Flexible future for digital marketing
Recent research has suggested that online marketing is entering a more flexible period, with transient workers and a leaning towards contract staff.
That was the lead finding from a study that polled the opinions of more than 260 digital marketing executives, from firms working in both the business-to-business and business-to-consumer industries. It discovered that many businesses had plans to change from a static workforce to a more elastic one.
There is an appetite for shifting a largely employed and permanent workforce to a body of staff offering greater flexibility. As well as permanent employees, the numbers of contract and freelance workers is likely to be boosted, along with farming out certain roles.
Search engine optimisation (SEO) is one area that is likely to see a lot of work outsourced, offering a more proactive way of delivering results. However, this area of marketing can be a bit of a mystery to many firms, despite it becoming increasingly important in the modern world.

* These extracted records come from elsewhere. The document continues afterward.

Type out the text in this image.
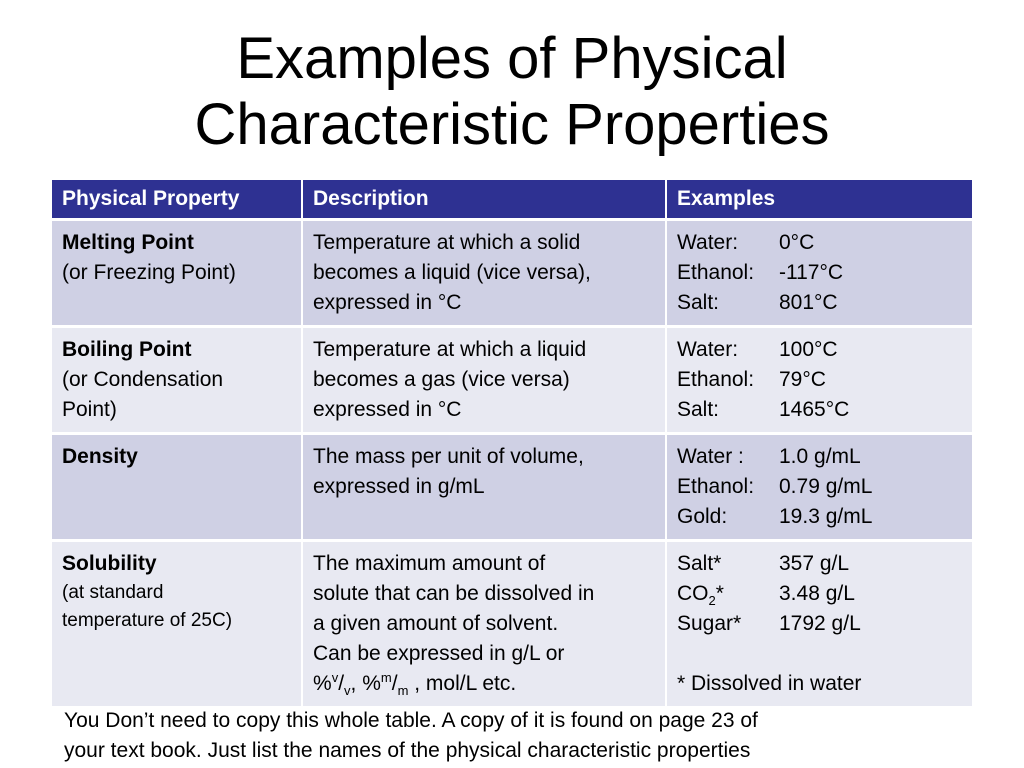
Examples of Physical
Characteristic Properties
Physical Property	Description	Examples

Melting Point
(or Freezing Point)	Temperature at which a solid
becomes a liquid (vice versa),
expressed in °C	Water: 0°C
Ethanol: -117°C
Salt: 801°C

Boiling Point
(or Condensation
Point)	Temperature at which a liquid
becomes a gas (vice versa)
expressed in °C	Water: 100°C
Ethanol: 79°C
Salt: 1465°C

Density	The mass per unit of volume,
expressed in g/mL	Water : 1.0 g/mL
Ethanol: 0.79 g/mL
Gold: 19.3 g/mL

Solubility
(at standard
temperature of 25C)	The maximum amount of
solute that can be dissolved in
a given amount of solvent.
Can be expressed in g/L or
$\%^v/_v$, $\%^m/_m$ , mol/L etc.	Salt* 357 g/L
$CO_2*$ 3.48 g/L
Sugar* 1792 g/L
* Dissolved in water
You Don’t need to copy this whole table. A copy of it is found on page 23 of
your text book. Just list the names of the physical characteristic properties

Meanwhile, other results from the study revealed further changes to working practices, with one of the researchers on the project commenting:
“This is a shift. Marketing has not traditionally been about hiring contract resources.”
Presently, somewhere in the region of 40% of all firms in the UK are comprised of a workforce that is completely permanent. In the next 12 to 18 months, however, the study suggested that this figure could decline.
The findings point to a drop off of nearly half, with just 23% of companies expected to employ a 100% permanent workforce by the start of 2017.
Conversely, the present number of enterprises that have a fifty-fifty split of permanent and contracted members of staff is set to change. Under the study’s findings, it is expected that this will shift from 1% of companies now to 30% by the start of 2017.